判断の要旨  1 組合が令和5年11月26日に申し入れた団体交渉の開催日を令和6年2月17日とし、同日の団体交渉(以下「6.2.17団体交渉」)で「その他支給」(旅費・宿泊費)(以下、単に「その他支給」と表記)は労働基準法第11条に規定する賃金ではないと説明したことについて(争点1)
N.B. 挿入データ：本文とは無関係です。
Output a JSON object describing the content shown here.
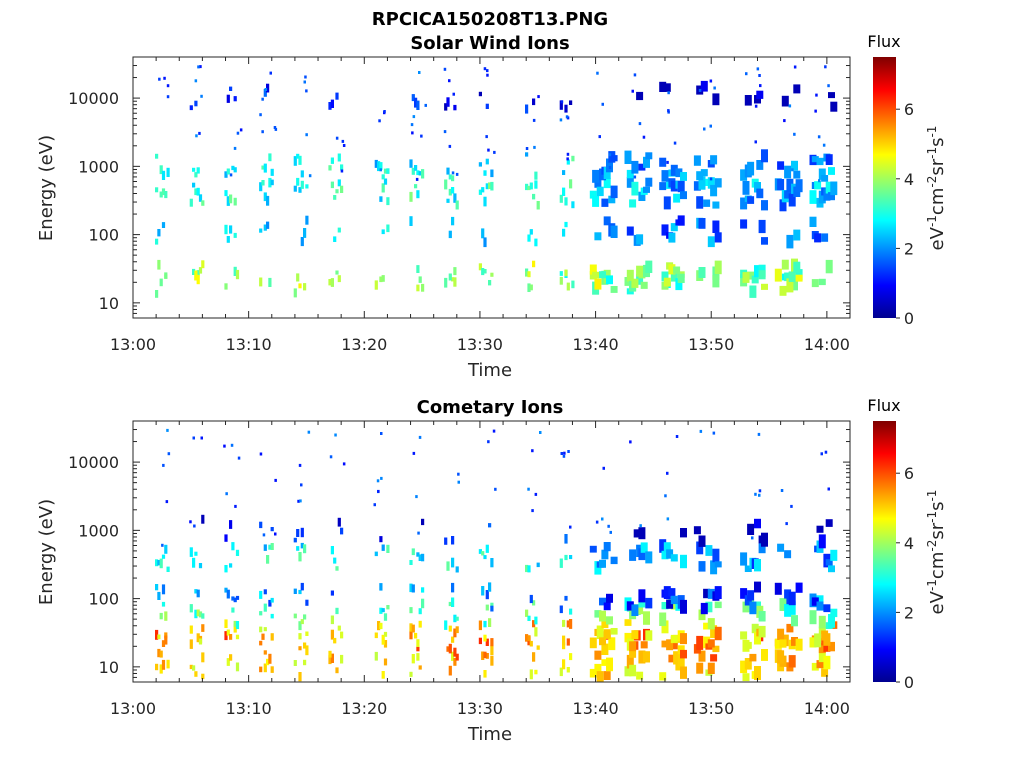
{
  "figure": {
    "title": "RPCICA150208T13.PNG"
  },
  "chart_data": [
    {
      "type": "heatmap",
      "title": "Solar Wind Ions",
      "xlabel": "Time",
      "ylabel": "Energy (eV)",
      "x_range": [
        "13:00",
        "14:02"
      ],
      "x_ticks": [
        "13:00",
        "13:10",
        "13:20",
        "13:30",
        "13:40",
        "13:50",
        "14:00"
      ],
      "y_scale": "log",
      "y_range": [
        6,
        40000
      ],
      "y_ticks": [
        10,
        100,
        1000,
        10000
      ],
      "y_tick_labels": [
        "10",
        "100",
        "1000",
        "10000"
      ],
      "colorbar": {
        "title": "Flux",
        "label": "eV-1cm-2sr-1s-1",
        "range": [
          0,
          7.5
        ],
        "ticks": [
          0,
          2,
          4,
          6
        ],
        "tick_labels": [
          "0",
          "2",
          "4",
          "6"
        ],
        "colormap": "jet"
      },
      "bands": [
        {
          "energy": 20,
          "flux": 3.5,
          "occupancy": 0.45
        },
        {
          "energy": 25,
          "flux": 4.0,
          "occupancy": 0.45
        },
        {
          "energy": 110,
          "flux": 2.5,
          "occupancy": 0.35
        },
        {
          "energy": 400,
          "flux": 3.0,
          "occupancy": 0.85
        },
        {
          "energy": 1000,
          "flux": 2.8,
          "occupancy": 0.6
        },
        {
          "energy": 10000,
          "flux": 1.0,
          "occupancy": 0.25
        }
      ],
      "pulse_times": [
        "13:02",
        "13:05",
        "13:08",
        "13:11",
        "13:14",
        "13:17",
        "13:21",
        "13:24",
        "13:27",
        "13:30",
        "13:34",
        "13:37",
        "13:40",
        "13:43",
        "13:46",
        "13:49",
        "13:53",
        "13:56",
        "13:59"
      ]
    },
    {
      "type": "heatmap",
      "title": "Cometary Ions",
      "xlabel": "Time",
      "ylabel": "Energy (eV)",
      "x_range": [
        "13:00",
        "14:02"
      ],
      "x_ticks": [
        "13:00",
        "13:10",
        "13:20",
        "13:30",
        "13:40",
        "13:50",
        "14:00"
      ],
      "y_scale": "log",
      "y_range": [
        6,
        40000
      ],
      "y_ticks": [
        10,
        100,
        1000,
        10000
      ],
      "y_tick_labels": [
        "10",
        "100",
        "1000",
        "10000"
      ],
      "colorbar": {
        "title": "Flux",
        "label": "eV-1cm-2sr-1s-1",
        "range": [
          0,
          7.5
        ],
        "ticks": [
          0,
          2,
          4,
          6
        ],
        "tick_labels": [
          "0",
          "2",
          "4",
          "6"
        ],
        "colormap": "jet"
      },
      "bands": [
        {
          "energy": 10,
          "flux": 5.0,
          "occupancy": 0.55
        },
        {
          "energy": 20,
          "flux": 5.5,
          "occupancy": 0.55
        },
        {
          "energy": 30,
          "flux": 5.0,
          "occupancy": 0.55
        },
        {
          "energy": 60,
          "flux": 3.5,
          "occupancy": 0.55
        },
        {
          "energy": 100,
          "flux": 2.0,
          "occupancy": 0.45
        },
        {
          "energy": 400,
          "flux": 2.8,
          "occupancy": 0.7
        },
        {
          "energy": 1000,
          "flux": 1.0,
          "occupancy": 0.15
        }
      ],
      "pulse_times": [
        "13:02",
        "13:05",
        "13:08",
        "13:11",
        "13:14",
        "13:17",
        "13:21",
        "13:24",
        "13:27",
        "13:30",
        "13:34",
        "13:37",
        "13:40",
        "13:43",
        "13:46",
        "13:49",
        "13:53",
        "13:56",
        "13:59"
      ]
    }
  ]
}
(1)団体交渉が行われた令和6年2月17日という期日は、令和5年11月26日付け団体交渉申込書により組合の希望した範囲内の期日(「12月23日(土)10時、あるいは労使の都合のよい2か月以内の日時」)から著しく遅れたとまではいえず、また、組合が異議を述べたり早期の開催を要請したとの主張及び証拠もない。

(2)会社は、6.2.17団体交渉で、「その他支給」について、労働基準法第11条に規定する賃金ではないと説明している。
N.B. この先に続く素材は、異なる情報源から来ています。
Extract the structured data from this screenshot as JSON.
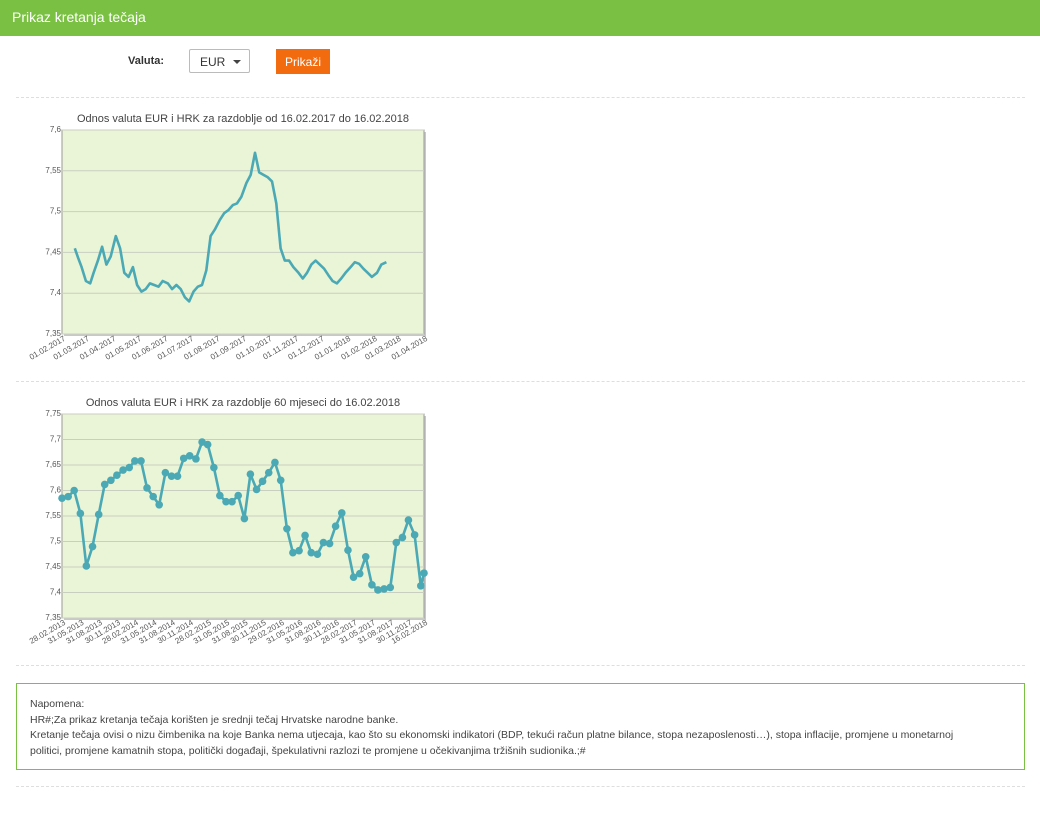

 使用者は、団体交渉において、労働組合の要求や主張に対し、その具体性や追求の程度に応じた回答や主張を行い、合意達成の可能性を模索する義務(誠実交渉義務)があるが、団体交渉において使用者が労働組合と異なる事実認識や見解を明らかにしたからといって、使用者があえて虚偽の発言をして合意の達成を妨げようとしたものとして、直ちに不当労働行為が成立するわけではない。
 組合は、「『その他支給』は労働基準法第11条に規定する賃金ではないとの6.2.17団体交渉における会社の説明が、合意達成の回避を目的とした虚偽であり、誠実交渉義務に違反する」旨主張するので、以下検討する。
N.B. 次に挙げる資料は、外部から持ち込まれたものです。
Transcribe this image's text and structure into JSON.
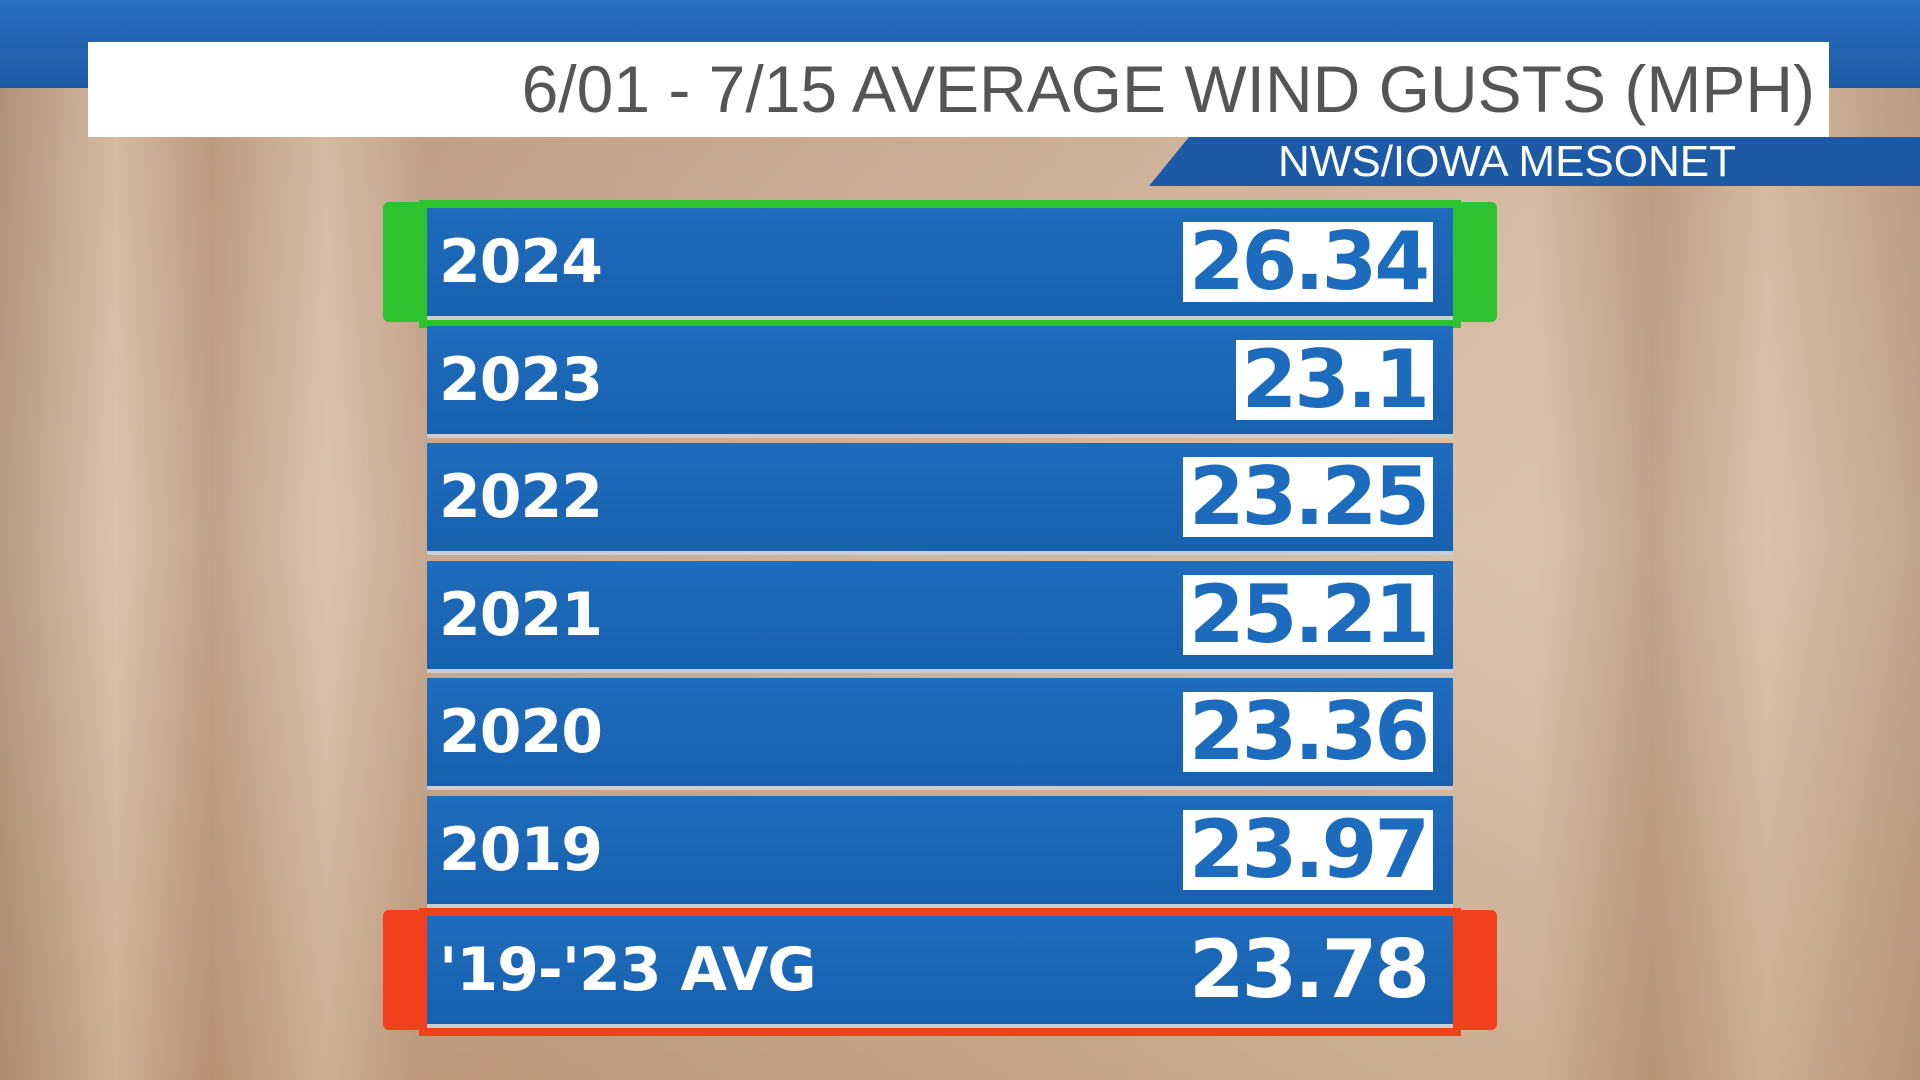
{
  "header": {
    "title": "6/01 - 7/15 AVERAGE WIND GUSTS (MPH)",
    "source": "NWS/IOWA MESONET"
  },
  "table": {
    "rows": [
      [
        "2024",
        "26.34"
      ],
      [
        "2023",
        "23.1"
      ],
      [
        "2022",
        "23.25"
      ],
      [
        "2021",
        "25.21"
      ],
      [
        "2020",
        "23.36"
      ],
      [
        "2019",
        "23.97"
      ],
      [
        "'19-'23 AVG",
        "23.78"
      ]
    ]
  }
}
(3)①令和3年3月まで、会社は、会社の食品ローリー部門の乗務員に対し、長距離の配送業務に伴って発生する外食費の補填等を目的とする「飯代」を支給していたこと、②「飯代」は源泉徴収の対象とされていなかったこと、③同年4月以降、会社は、当該部門の乗務員に対し、配送先までの距離及び宿泊の有無に応じた金額を「その他支給」として支給していること、④「その他支給」は会社の賃金規程には規定されていないこと、⑤会社は、6.2.17団体交渉で、「その他支給」について、実費相当額として支給している旨などを述べたことが認められる。
 これらの事実を踏まえると、会社は、「その他支給」が、「飯代」から引き続き実費弁償の性質を持つものであるとして、労働基準法第11条に規定する賃金ではないと認識し、当該認識を述べたと解するのが相当である。

(4)組合は、会社が令和3年4月以降、「その他支給」を給与明細に記載し、賃金台帳にも「その他手当」として記載して、源泉徴収を行っていることをもって、「会社が同月以降『その他支給』を賃金として扱ってきたことは明らかである」旨主張する。
 この点、給与明細には実費弁償も記載されうることを除いても、「その他支給」は、賃金台帳に記載され、源泉徴収の対象とされていることから、組合が主張するとおり形式上は賃金として取り扱われている。
 しかし、会社は、6.2.17団体交渉で、「源泉徴収することとなった経緯を確認中であり、課税すべきでないという結論になれば、これまでの源泉徴収額を返還する」旨述べており、「その他支給」を課税対象と明確に認識して取り扱っていたとはいえないから、会社の実際の認識と形式上の取扱いが必ずしも一致していたとはいえず、団体交渉において会社が虚偽を述べようと意図したとまではいえない。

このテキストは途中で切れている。